There is a definite leaning toward a hope of seeing type evolving with the ever better tools at our disposal as web developers/designers. I can see the point one person made about the trades in which you would have learned to become a craftsman at Typography are dying out, and the opinion that “we’re currently in a much better place than we were even a few years ago, which, in my opinion, is strong evidence for typography’s continued vitality as an art form and indispensible communicative entity.”

 

 

 

The sentiments of the above page, are echoed in the introduction of Robert Bringhurst’s book The Elements of Typographic Style, the bulk of which can be found here

 

http://webtypography.net/toc/

 

“For too long typographic style and its accompanying attention to detail have been overlooked by website designers, particularly in body copy. In years gone by this could have been put down to the technology, but now the web has caught up. The advent of much improved browsers, text rendering and high resolution screens, combine to negate technology as an excuse.”

 

 

The next thing I looked at

http://www.mikeindustries.com/sifr

 

“sIFR-One way to use embodied fonts or as the page is titled;”

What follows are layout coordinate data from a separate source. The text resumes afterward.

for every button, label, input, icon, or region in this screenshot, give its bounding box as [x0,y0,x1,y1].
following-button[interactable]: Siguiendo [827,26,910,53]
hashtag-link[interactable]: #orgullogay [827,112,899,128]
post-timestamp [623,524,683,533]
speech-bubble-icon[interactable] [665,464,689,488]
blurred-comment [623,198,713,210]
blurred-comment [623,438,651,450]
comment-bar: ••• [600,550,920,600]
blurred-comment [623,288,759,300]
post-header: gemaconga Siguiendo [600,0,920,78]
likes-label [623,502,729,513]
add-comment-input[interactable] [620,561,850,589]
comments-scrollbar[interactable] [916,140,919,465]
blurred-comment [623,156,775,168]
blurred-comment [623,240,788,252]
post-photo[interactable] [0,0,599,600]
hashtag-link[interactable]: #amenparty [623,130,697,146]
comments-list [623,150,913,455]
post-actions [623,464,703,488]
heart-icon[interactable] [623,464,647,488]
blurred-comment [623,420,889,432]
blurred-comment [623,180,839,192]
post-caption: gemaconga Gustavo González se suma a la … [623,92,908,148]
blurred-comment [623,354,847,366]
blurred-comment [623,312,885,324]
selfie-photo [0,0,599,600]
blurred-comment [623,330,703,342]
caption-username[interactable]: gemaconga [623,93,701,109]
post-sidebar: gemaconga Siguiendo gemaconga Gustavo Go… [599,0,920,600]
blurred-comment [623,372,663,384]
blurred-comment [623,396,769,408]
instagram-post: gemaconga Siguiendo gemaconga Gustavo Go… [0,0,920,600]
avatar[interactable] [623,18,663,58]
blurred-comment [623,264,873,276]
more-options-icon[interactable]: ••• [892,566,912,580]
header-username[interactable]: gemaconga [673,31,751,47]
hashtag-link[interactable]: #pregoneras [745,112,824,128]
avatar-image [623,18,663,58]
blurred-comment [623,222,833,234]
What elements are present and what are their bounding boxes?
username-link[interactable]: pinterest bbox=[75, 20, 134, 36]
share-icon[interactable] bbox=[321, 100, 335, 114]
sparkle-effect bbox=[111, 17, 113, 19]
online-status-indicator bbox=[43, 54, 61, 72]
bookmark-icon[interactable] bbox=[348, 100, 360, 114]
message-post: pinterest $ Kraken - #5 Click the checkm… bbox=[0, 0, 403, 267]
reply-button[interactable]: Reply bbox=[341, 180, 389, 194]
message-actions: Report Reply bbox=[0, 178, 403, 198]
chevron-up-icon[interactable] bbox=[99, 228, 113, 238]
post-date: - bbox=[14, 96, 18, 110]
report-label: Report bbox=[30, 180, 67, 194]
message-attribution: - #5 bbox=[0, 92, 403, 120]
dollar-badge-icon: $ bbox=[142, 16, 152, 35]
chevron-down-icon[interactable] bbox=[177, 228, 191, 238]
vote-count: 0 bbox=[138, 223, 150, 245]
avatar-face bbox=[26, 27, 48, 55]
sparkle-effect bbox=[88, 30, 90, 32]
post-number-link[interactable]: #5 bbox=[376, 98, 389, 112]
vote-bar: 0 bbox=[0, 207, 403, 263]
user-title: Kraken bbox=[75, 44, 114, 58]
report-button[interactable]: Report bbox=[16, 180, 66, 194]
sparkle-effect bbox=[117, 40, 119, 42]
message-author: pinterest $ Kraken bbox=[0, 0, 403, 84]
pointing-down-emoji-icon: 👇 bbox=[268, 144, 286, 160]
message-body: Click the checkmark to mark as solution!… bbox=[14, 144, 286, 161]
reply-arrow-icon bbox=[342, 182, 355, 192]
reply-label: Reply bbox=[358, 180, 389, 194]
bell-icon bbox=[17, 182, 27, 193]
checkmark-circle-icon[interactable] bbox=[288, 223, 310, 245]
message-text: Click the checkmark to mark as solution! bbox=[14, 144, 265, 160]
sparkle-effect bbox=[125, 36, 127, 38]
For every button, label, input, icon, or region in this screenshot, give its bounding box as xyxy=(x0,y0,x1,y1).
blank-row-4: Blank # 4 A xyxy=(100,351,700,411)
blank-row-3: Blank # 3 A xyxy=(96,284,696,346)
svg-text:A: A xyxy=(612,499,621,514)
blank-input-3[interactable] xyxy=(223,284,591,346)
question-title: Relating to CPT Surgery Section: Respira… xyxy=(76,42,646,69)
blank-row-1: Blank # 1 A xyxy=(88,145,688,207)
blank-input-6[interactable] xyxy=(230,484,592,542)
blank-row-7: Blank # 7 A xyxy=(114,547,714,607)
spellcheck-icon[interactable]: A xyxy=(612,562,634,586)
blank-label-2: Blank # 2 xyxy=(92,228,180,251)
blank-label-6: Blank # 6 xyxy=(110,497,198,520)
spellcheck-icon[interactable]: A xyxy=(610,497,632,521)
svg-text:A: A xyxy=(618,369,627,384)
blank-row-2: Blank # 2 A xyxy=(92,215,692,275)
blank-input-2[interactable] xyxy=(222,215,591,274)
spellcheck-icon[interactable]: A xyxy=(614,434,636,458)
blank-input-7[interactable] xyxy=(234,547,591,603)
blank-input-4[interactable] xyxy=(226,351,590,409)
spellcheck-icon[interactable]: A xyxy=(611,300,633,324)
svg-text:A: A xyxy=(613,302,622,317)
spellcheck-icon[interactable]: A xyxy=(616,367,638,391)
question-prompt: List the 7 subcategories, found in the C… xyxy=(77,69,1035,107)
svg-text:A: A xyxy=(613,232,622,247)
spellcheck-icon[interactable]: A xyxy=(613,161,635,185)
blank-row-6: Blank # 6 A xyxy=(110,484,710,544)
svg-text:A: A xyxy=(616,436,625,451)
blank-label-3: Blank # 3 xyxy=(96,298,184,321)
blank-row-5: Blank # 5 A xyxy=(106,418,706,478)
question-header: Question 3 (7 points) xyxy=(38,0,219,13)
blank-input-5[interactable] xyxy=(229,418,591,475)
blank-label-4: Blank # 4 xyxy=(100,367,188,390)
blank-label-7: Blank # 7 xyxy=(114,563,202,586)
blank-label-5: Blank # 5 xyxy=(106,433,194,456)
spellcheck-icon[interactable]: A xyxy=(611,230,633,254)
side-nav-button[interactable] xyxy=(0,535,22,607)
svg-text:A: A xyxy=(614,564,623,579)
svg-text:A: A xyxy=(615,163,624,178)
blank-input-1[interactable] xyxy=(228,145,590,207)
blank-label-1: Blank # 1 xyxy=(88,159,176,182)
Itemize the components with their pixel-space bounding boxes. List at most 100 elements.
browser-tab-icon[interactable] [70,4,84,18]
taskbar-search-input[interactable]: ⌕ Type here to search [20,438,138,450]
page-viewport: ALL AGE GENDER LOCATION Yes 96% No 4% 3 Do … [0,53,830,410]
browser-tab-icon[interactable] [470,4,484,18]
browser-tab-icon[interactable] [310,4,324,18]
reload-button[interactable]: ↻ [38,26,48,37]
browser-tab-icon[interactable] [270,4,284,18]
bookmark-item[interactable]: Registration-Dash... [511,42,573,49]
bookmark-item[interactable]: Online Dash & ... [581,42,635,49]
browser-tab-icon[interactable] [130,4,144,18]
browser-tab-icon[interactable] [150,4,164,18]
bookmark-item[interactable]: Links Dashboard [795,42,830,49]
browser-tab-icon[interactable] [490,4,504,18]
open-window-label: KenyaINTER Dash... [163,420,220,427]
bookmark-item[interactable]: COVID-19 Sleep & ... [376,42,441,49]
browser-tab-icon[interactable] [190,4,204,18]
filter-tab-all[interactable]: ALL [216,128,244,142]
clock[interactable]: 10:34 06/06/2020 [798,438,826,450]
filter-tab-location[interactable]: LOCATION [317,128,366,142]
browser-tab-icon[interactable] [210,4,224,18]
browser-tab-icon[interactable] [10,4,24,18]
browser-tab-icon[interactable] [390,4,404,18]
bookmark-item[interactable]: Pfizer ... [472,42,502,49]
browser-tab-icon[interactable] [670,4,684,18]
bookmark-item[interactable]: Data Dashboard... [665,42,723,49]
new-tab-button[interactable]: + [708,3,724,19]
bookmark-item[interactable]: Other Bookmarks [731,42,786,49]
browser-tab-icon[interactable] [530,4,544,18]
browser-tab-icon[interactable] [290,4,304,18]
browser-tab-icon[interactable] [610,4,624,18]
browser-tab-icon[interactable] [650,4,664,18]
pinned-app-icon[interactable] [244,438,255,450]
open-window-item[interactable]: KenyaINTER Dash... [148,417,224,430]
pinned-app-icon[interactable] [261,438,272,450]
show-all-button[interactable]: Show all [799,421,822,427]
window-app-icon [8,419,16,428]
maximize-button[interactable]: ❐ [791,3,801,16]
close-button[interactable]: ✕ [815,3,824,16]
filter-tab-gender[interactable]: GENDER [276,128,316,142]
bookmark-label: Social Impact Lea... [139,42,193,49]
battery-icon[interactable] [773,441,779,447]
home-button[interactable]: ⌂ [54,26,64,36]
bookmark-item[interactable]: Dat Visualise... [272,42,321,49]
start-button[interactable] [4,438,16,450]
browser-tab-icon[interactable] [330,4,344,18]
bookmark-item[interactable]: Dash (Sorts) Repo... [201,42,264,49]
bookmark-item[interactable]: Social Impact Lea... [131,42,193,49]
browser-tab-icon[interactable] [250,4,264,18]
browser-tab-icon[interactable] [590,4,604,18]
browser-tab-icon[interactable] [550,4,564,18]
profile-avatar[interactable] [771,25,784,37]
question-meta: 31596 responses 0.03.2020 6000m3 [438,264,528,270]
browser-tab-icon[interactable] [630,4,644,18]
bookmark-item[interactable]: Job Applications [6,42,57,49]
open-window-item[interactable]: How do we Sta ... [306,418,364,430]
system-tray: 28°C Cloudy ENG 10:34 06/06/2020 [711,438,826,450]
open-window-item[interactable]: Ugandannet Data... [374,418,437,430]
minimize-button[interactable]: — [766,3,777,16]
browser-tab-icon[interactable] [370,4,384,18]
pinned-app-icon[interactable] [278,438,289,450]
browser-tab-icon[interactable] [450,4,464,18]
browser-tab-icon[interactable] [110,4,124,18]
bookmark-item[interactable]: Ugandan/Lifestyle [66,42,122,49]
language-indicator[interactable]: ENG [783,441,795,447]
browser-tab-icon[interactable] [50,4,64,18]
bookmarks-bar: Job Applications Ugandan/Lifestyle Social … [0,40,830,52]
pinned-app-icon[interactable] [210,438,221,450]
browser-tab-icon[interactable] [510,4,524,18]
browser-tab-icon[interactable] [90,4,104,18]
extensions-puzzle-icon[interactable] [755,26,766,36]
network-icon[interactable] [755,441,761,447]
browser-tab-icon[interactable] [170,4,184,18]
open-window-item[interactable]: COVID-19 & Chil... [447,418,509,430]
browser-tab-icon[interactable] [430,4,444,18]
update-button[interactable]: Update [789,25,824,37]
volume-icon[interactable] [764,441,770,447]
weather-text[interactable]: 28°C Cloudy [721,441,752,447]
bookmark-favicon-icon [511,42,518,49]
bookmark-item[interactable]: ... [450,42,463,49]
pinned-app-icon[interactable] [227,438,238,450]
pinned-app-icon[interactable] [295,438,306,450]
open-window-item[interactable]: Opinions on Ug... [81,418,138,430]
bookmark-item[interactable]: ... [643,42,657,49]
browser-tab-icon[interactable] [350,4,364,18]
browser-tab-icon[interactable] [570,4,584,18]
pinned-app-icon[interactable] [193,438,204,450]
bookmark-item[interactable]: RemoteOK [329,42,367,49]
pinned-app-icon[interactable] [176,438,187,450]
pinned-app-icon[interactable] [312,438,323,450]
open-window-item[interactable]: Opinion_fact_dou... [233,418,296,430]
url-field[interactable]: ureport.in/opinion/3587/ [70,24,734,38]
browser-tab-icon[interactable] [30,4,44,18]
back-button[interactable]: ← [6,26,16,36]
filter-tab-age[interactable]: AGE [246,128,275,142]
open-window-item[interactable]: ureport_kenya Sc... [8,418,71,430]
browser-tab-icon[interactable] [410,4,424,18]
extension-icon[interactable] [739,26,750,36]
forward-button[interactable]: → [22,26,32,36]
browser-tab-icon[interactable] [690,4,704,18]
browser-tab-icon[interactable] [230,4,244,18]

sIFR 2.0: Rich Accessible Typography for the Masses

This is definitely something that I shall be looking into further as I continue through the module as it will take some looking into.

As an aside I do like to see the old ‘Hacker ethic’ still alive and kicking at the forefront of the industry.

“We’ve released sIFR to the world as open source, under the CC-GNU LGPL license, so anyone can use it free of charge.”

I do think following some of the links provided are worthwhile too, this one is the original post that Mike Davidson made about this.

http://www.mikeindustries.com/blog/archive/2004/08/sifr

I shall be looking onto this a bit more as I would like to incorporate this type of text into some of my web design, as previously I have created text in Photoshop and used the jpg image in a web page to ensure that a particular piece of text looks that same regardless of the browser.